Last week, the Department of Homeland Security and the Society of Chemical Manufacturers and Affiliates (as Chemical Sector Coordinating Council) co-hosted a two-day summit on “Chemical Sector Security.” The conference brought together industry groups, individual companies and government agencies to discuss the laws, regulations and pending initiatives relating to physical and data security of chemical facilities and industries. Several developments and issues are of particular interest:
- Suzanne Spaulding, DHS Deputy Undersecretary for the National Protection and Programs Directorate, noted that physical and cyber security are “inextricably linked” and must be addressed accordingly. She also stressed that public/private information-sharing must occur in both directions and emphasized efforts currently underway in DHS to improve the process. Others on the panel described the physical and cyber threats to owners and operators in the chemical sector, their proprietary information and industrial control systems. Recommended measures include planning and identification of response capabilities, incident response “playbooks” based on geography, and exercises to test the implementation of these measures.

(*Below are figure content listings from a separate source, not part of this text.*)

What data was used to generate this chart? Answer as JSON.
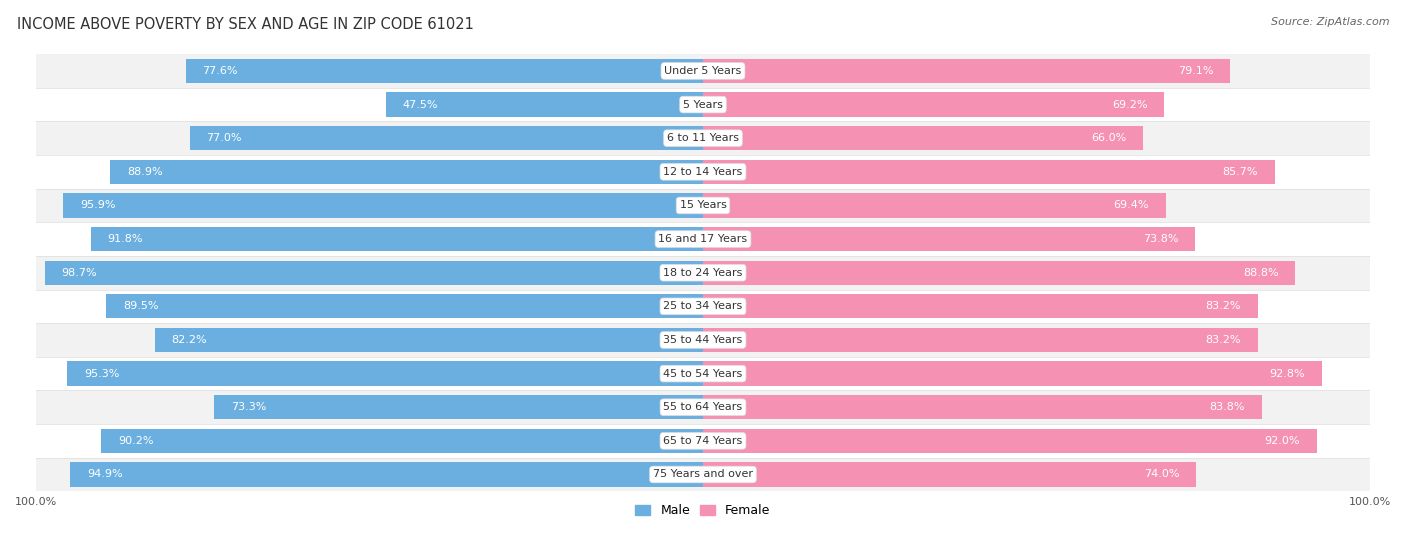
{
  "title": "INCOME ABOVE POVERTY BY SEX AND AGE IN ZIP CODE 61021",
  "source": "Source: ZipAtlas.com",
  "categories": [
    "Under 5 Years",
    "5 Years",
    "6 to 11 Years",
    "12 to 14 Years",
    "15 Years",
    "16 and 17 Years",
    "18 to 24 Years",
    "25 to 34 Years",
    "35 to 44 Years",
    "45 to 54 Years",
    "55 to 64 Years",
    "65 to 74 Years",
    "75 Years and over"
  ],
  "male_values": [
    77.6,
    47.5,
    77.0,
    88.9,
    95.9,
    91.8,
    98.7,
    89.5,
    82.2,
    95.3,
    73.3,
    90.2,
    94.9
  ],
  "female_values": [
    79.1,
    69.2,
    66.0,
    85.7,
    69.4,
    73.8,
    88.8,
    83.2,
    83.2,
    92.8,
    83.8,
    92.0,
    74.0
  ],
  "male_color": "#6aafe0",
  "female_color": "#f591b2",
  "male_label": "Male",
  "female_label": "Female",
  "row_colors": [
    "#f2f2f2",
    "#ffffff"
  ],
  "title_fontsize": 10.5,
  "source_fontsize": 8,
  "label_fontsize": 8,
  "tick_fontsize": 8,
  "category_fontsize": 8
}
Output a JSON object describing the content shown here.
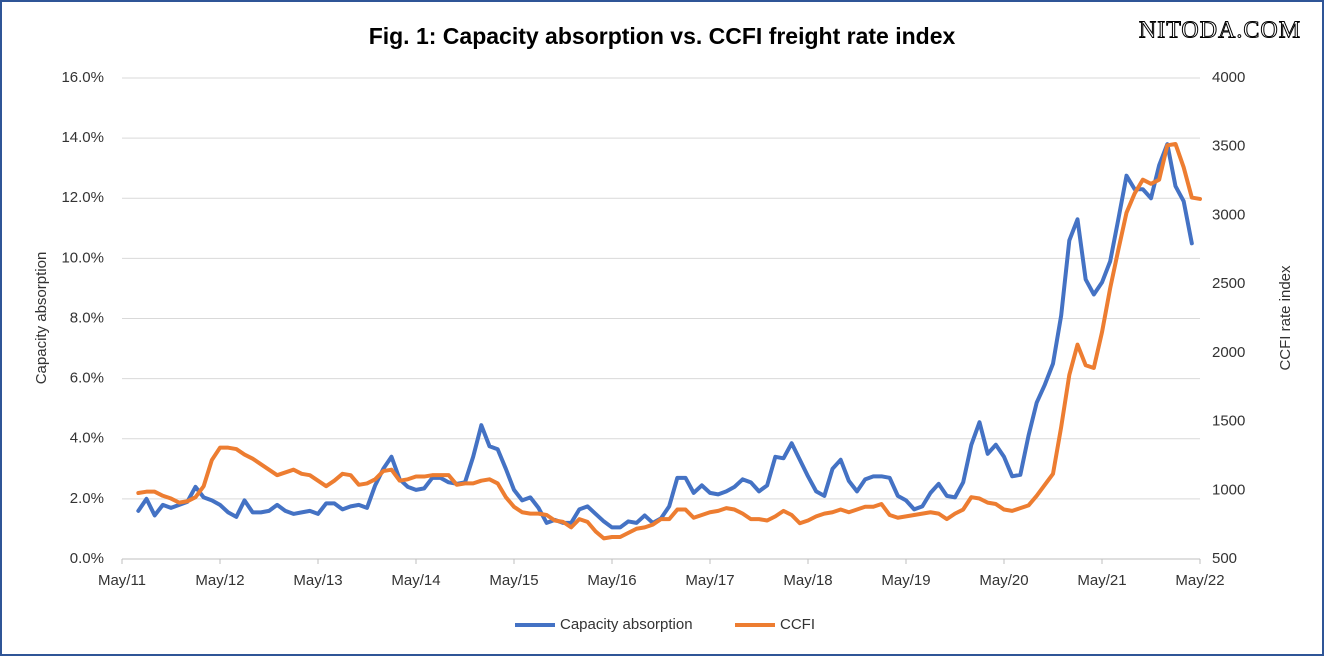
{
  "chart_data": {
    "type": "line",
    "title": "Fig. 1: Capacity absorption vs. CCFI freight rate index",
    "watermark": "NITODA.COM",
    "ylabel": "Capacity absorption",
    "y2label": "CCFI rate index",
    "categories": [
      "May/11",
      null,
      null,
      null,
      null,
      null,
      null,
      null,
      null,
      null,
      null,
      null,
      "May/12",
      null,
      null,
      null,
      null,
      null,
      null,
      null,
      null,
      null,
      null,
      null,
      "May/13",
      null,
      null,
      null,
      null,
      null,
      null,
      null,
      null,
      null,
      null,
      null,
      "May/14",
      null,
      null,
      null,
      null,
      null,
      null,
      null,
      null,
      null,
      null,
      null,
      "May/15",
      null,
      null,
      null,
      null,
      null,
      null,
      null,
      null,
      null,
      null,
      null,
      "May/16",
      null,
      null,
      null,
      null,
      null,
      null,
      null,
      null,
      null,
      null,
      null,
      "May/17",
      null,
      null,
      null,
      null,
      null,
      null,
      null,
      null,
      null,
      null,
      null,
      "May/18",
      null,
      null,
      null,
      null,
      null,
      null,
      null,
      null,
      null,
      null,
      null,
      "May/19",
      null,
      null,
      null,
      null,
      null,
      null,
      null,
      null,
      null,
      null,
      null,
      "May/20",
      null,
      null,
      null,
      null,
      null,
      null,
      null,
      null,
      null,
      null,
      null,
      "May/21",
      null,
      null,
      null,
      null,
      null,
      null,
      null,
      null,
      null,
      null,
      null,
      "May/22"
    ],
    "series": [
      {
        "name": "Capacity absorption",
        "color": "#4472c4",
        "axis": "y",
        "values": [
          null,
          null,
          1.6,
          2.0,
          1.45,
          1.8,
          1.7,
          1.8,
          1.9,
          2.4,
          2.05,
          1.95,
          1.8,
          1.55,
          1.4,
          1.95,
          1.55,
          1.55,
          1.6,
          1.8,
          1.6,
          1.5,
          1.55,
          1.6,
          1.5,
          1.85,
          1.85,
          1.65,
          1.75,
          1.8,
          1.7,
          2.45,
          3.0,
          3.4,
          2.65,
          2.4,
          2.3,
          2.35,
          2.7,
          2.7,
          2.55,
          2.5,
          2.55,
          3.4,
          4.45,
          3.75,
          3.65,
          3.0,
          2.3,
          1.95,
          2.05,
          1.7,
          1.2,
          1.3,
          1.2,
          1.2,
          1.65,
          1.75,
          1.5,
          1.25,
          1.05,
          1.05,
          1.25,
          1.2,
          1.45,
          1.2,
          1.35,
          1.75,
          2.7,
          2.7,
          2.2,
          2.45,
          2.2,
          2.15,
          2.25,
          2.4,
          2.65,
          2.55,
          2.25,
          2.45,
          3.4,
          3.35,
          3.85,
          3.3,
          2.75,
          2.25,
          2.1,
          3.0,
          3.3,
          2.6,
          2.25,
          2.65,
          2.75,
          2.75,
          2.7,
          2.1,
          1.95,
          1.65,
          1.75,
          2.2,
          2.5,
          2.1,
          2.05,
          2.55,
          3.8,
          4.55,
          3.5,
          3.8,
          3.4,
          2.75,
          2.8,
          4.1,
          5.2,
          5.8,
          6.5,
          8.1,
          10.6,
          11.3,
          9.3,
          8.8,
          9.2,
          9.9,
          11.3,
          12.75,
          12.3,
          12.3,
          12.0,
          13.1,
          13.8,
          12.4,
          11.9,
          10.5,
          null
        ]
      },
      {
        "name": "CCFI",
        "color": "#ed7d31",
        "axis": "y2",
        "values": [
          null,
          null,
          980,
          990,
          990,
          960,
          940,
          910,
          920,
          950,
          1030,
          1220,
          1310,
          1310,
          1300,
          1260,
          1230,
          1190,
          1150,
          1110,
          1130,
          1150,
          1120,
          1110,
          1070,
          1030,
          1070,
          1120,
          1110,
          1040,
          1050,
          1080,
          1140,
          1150,
          1070,
          1080,
          1100,
          1100,
          1110,
          1110,
          1110,
          1040,
          1050,
          1050,
          1070,
          1080,
          1050,
          950,
          880,
          840,
          830,
          830,
          820,
          780,
          770,
          730,
          790,
          770,
          700,
          650,
          660,
          660,
          690,
          720,
          730,
          750,
          790,
          790,
          860,
          860,
          800,
          820,
          840,
          850,
          870,
          860,
          830,
          790,
          790,
          780,
          810,
          850,
          820,
          760,
          780,
          810,
          830,
          840,
          860,
          840,
          860,
          880,
          880,
          900,
          820,
          800,
          810,
          820,
          830,
          840,
          830,
          790,
          830,
          860,
          950,
          940,
          910,
          900,
          860,
          850,
          870,
          890,
          960,
          1040,
          1120,
          1460,
          1840,
          2060,
          1910,
          1890,
          2150,
          2470,
          2750,
          3020,
          3160,
          3260,
          3230,
          3260,
          3510,
          3520,
          3350,
          3130,
          3120
        ]
      }
    ],
    "ylim": [
      0,
      16
    ],
    "yticks": [
      {
        "value": 0,
        "label": "0.0%"
      },
      {
        "value": 2,
        "label": "2.0%"
      },
      {
        "value": 4,
        "label": "4.0%"
      },
      {
        "value": 6,
        "label": "6.0%"
      },
      {
        "value": 8,
        "label": "8.0%"
      },
      {
        "value": 10,
        "label": "10.0%"
      },
      {
        "value": 12,
        "label": "12.0%"
      },
      {
        "value": 14,
        "label": "14.0%"
      },
      {
        "value": 16,
        "label": "16.0%"
      }
    ],
    "y2lim": [
      500,
      4000
    ],
    "y2ticks": [
      500,
      1000,
      1500,
      2000,
      2500,
      3000,
      3500,
      4000
    ],
    "grid": true,
    "legend": "bottom"
  }
}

- David Wulf, Director of the Infrastructure Security Compliance Division, reported on the progress of the Chemical Facility Anti-Terrorism Standards (CFATS) and the effort to obtain permanent authorization of the program in Congress. Compliance inspections for those facilities having approved Site Security Plans will begin in September 2013 or one year after approval. Some issues that have not been resolved include the tiering assignments for gas terminals, and the rules applicable to purchasers and sellers of ammonium nitrate.
- The Alternate Security Plan (ASP) process provides a more flexible approach to CFATS compliance. DHS evaluators and industry security representatives stressed the need to address all 18 Risk Based Performance Standards (RBPS) in an ASP, but also noted the potential efficiencies and cost-savings presented by this process. Use of the American Chemistry Council’s ASP guidance and template was strongly encouraged.
- The Personnel Surety Program (RBPS 12) continues to evolve since the Federal Register notice that was published March 22, 2013. DHS has withdrawn the Information Collection Request it submitted to the Office of Management and Budget, and engaged with the chemical and oil and gas sector coordinating councils and security partners to refine the process that will address both anti-terrorism requirements and the need to permit facility access to contractors and others having a valid need to visit.
Issues relating to chemical facility security apply not only to “traditional” chemical companies, but also to agricultural producers and retailers, semiconductor manufacturers, and liquefied petroleum sites. One DHS executive noted a recent inspection of a pistachio processing plant as an example of the broad applicability of the program. Another indication was a panel that included representatives from the Environmental Protection Agency, Occupational Safety and Health Administration, Bureau of Alcohol, Tobacco and Firearms, and U.S. Coast Guard (which administers the DHS implementation of the Maritime Transportation Security Act). One or more of these agencies may have a role in chemical security for a given facility depending on its location, function and use of chemicals.
While CFATS is an evolving program with numerous regulatory requirements, it can also improve security, efficiency and employee safety if implemented effectively at facilities that fall under its purview. Government and industry resources can assist compliance programs and resources such as the Homeland Security Information Network that can complement corporate risk management processes. This summit demonstrated that, while much work remains to be done, there is significant potential for process improvement and efficiencies.